I have been working on a problem that asks the following: given a matrix
$$\begin{pmatrix} 0 & 1 & 3\\ 3 & 1 & 0 \end{pmatrix},$$ I need to find a matrix $M$ such that $rank(M) = 1$ that better approximates A. That is, I have to find a matrix of type $$M = \begin{pmatrix} a & b & c\\ ra & rb & rc \end{pmatrix},$$ such that the (real) values $a, b, c, r$ are such that it minimizes the following expression:
$(a^2) + (1-b)^2 + (3-c)^2 + (3-ra)^2 + (1-rb)^2 + (rc)^2$ (that is, the Frobenius norm of the difference $A-M$).

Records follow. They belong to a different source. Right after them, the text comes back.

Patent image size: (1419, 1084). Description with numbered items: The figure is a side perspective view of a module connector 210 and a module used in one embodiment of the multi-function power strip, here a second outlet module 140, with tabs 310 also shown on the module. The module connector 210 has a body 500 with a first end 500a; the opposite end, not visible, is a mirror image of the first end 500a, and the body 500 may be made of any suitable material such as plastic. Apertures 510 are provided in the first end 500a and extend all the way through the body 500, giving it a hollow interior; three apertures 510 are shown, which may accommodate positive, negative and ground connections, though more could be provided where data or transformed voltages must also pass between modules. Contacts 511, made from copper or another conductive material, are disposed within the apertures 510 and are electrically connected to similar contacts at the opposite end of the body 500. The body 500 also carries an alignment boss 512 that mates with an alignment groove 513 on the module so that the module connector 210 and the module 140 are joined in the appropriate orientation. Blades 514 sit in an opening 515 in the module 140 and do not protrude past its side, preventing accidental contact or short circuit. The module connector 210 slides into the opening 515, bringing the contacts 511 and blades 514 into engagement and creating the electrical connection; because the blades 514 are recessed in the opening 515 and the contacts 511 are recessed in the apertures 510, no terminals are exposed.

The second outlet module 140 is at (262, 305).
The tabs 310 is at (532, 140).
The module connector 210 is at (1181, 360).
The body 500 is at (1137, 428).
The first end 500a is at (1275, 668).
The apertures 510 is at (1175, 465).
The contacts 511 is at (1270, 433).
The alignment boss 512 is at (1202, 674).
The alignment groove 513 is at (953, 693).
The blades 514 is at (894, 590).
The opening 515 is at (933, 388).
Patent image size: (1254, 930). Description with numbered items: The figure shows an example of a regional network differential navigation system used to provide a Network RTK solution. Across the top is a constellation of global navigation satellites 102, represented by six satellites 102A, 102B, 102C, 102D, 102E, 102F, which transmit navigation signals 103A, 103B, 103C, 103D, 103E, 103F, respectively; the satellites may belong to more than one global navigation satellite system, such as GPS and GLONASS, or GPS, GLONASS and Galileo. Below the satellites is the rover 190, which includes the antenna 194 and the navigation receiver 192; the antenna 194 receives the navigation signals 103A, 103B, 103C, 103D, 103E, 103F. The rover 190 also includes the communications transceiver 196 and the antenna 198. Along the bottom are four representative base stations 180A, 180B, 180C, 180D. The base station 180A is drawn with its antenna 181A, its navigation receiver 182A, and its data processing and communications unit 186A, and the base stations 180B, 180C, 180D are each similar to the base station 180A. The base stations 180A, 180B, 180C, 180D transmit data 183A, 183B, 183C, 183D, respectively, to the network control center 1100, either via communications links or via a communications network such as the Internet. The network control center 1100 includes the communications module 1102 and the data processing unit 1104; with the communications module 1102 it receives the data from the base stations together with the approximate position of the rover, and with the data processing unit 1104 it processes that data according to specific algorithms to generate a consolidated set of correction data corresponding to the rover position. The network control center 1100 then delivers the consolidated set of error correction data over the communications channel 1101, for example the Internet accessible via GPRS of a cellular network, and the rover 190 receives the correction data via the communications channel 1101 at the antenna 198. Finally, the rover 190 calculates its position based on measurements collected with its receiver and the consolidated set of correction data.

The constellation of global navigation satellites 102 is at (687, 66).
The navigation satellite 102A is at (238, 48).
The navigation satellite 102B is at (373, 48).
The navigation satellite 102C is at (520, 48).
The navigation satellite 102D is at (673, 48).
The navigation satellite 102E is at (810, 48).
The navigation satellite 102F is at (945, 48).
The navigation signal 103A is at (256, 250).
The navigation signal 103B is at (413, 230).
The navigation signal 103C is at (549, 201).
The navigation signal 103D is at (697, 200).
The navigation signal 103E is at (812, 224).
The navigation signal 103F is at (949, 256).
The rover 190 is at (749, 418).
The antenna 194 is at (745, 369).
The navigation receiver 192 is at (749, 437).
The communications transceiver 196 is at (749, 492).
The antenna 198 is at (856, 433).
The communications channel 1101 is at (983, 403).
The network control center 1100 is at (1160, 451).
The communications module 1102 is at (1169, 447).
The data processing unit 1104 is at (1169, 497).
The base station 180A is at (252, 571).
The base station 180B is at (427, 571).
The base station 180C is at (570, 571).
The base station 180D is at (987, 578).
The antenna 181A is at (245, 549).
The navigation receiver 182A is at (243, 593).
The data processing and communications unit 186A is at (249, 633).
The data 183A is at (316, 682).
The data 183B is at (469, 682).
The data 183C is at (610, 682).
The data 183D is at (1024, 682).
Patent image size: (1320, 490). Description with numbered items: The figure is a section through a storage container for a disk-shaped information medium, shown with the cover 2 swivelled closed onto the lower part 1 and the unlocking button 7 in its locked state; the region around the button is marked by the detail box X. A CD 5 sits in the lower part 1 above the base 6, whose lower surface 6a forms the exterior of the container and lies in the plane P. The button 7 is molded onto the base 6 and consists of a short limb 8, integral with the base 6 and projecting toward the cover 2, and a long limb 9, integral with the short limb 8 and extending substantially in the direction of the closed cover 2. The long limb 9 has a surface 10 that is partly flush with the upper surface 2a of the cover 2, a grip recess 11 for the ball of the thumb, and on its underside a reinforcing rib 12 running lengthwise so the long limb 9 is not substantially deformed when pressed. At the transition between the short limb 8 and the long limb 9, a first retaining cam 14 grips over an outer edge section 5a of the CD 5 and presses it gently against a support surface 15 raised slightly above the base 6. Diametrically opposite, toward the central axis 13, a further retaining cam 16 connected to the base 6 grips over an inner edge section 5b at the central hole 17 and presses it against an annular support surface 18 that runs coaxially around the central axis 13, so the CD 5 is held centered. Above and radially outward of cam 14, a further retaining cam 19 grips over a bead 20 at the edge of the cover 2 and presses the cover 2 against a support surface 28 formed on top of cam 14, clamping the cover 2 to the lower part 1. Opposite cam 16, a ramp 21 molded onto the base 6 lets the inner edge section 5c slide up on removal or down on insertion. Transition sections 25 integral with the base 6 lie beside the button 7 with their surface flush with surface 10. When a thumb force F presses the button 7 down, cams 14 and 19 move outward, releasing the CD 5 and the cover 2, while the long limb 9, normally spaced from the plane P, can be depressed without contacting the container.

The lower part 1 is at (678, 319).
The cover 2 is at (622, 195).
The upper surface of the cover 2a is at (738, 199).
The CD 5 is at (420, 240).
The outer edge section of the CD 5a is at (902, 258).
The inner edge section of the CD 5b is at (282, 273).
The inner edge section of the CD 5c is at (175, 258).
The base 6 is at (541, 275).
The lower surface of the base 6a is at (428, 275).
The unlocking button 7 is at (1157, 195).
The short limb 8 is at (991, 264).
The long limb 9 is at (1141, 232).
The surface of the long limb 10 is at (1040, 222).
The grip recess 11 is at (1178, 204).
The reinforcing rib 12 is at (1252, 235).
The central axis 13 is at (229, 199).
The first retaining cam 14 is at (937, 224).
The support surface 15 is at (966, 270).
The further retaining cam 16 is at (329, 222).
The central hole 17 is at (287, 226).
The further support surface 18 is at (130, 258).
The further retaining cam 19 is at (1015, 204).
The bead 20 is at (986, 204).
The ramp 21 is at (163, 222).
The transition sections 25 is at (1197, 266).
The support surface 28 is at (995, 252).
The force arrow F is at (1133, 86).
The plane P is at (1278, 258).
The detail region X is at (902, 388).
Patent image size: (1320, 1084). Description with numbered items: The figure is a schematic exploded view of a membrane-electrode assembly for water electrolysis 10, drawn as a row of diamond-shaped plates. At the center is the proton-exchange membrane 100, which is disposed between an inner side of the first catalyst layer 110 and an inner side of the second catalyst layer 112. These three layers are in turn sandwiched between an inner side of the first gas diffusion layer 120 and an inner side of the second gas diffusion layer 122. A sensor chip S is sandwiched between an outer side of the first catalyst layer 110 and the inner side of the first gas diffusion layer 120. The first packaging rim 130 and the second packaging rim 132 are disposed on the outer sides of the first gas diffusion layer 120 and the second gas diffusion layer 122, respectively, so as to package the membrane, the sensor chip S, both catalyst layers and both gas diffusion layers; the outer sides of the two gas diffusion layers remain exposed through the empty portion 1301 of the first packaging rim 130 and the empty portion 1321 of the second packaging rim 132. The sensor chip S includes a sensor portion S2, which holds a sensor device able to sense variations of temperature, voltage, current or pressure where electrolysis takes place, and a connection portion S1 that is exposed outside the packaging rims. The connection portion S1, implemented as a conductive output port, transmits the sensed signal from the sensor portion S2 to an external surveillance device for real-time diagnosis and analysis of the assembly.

I know that I can do it by finding the minimmum of a function on 4 variables. But I was trying to find a better and clever way to do this, but I wasn't able to do so.
I would appreciate if you could come up with any ideas that could make this problem more easy to solve.
(Edit 1) Maybe an idea could arise out of a decomposition of this matrix into a product (for instance, LU decomposition or something like this).
The EYM theorem states that this approximation may be obtained using the singular value decomposition. In particular, we proceed as follows.
Begin by computing the singular value decomposition $A = U \Sigma V^T$, where $$ A = \pmatrix{0 & 1 & 3\\ 3 & 1 & 0}, \quad U = \frac 1{\sqrt{2}}\pmatrix{1&-1\\1&1}, \quad \Sigma = \pmatrix{\sqrt{11}\\ & 3}, \quad \\ V = \pmatrix{ 3/\sqrt{22} & 1/\sqrt{2} & 1/\sqrt{11}\\ \sqrt{2/11} & 0 & -3/\sqrt{11}\\ 3/\sqrt{22} & -1/\sqrt{2} & 1/\sqrt{11}}. $$ Then, compute the rank-1 "truncated SVD" $M = U \hat \Sigma V$, where $$ \hat \Sigma = \pmatrix{\sqrt{11}&0\\0&0}. $$ Equivalently, we find $$ M = \sqrt{11} \cdot \frac 1{\sqrt{2}}\pmatrix{1\\1}\pmatrix{3/\sqrt{22} & \sqrt{2/11} & 3/\sqrt{22}} \\ = \left(\begin{matrix}1.5 & 1.0 & 1.5\\1.5 & 1.0 & 1.5\end{matrix}\right). $$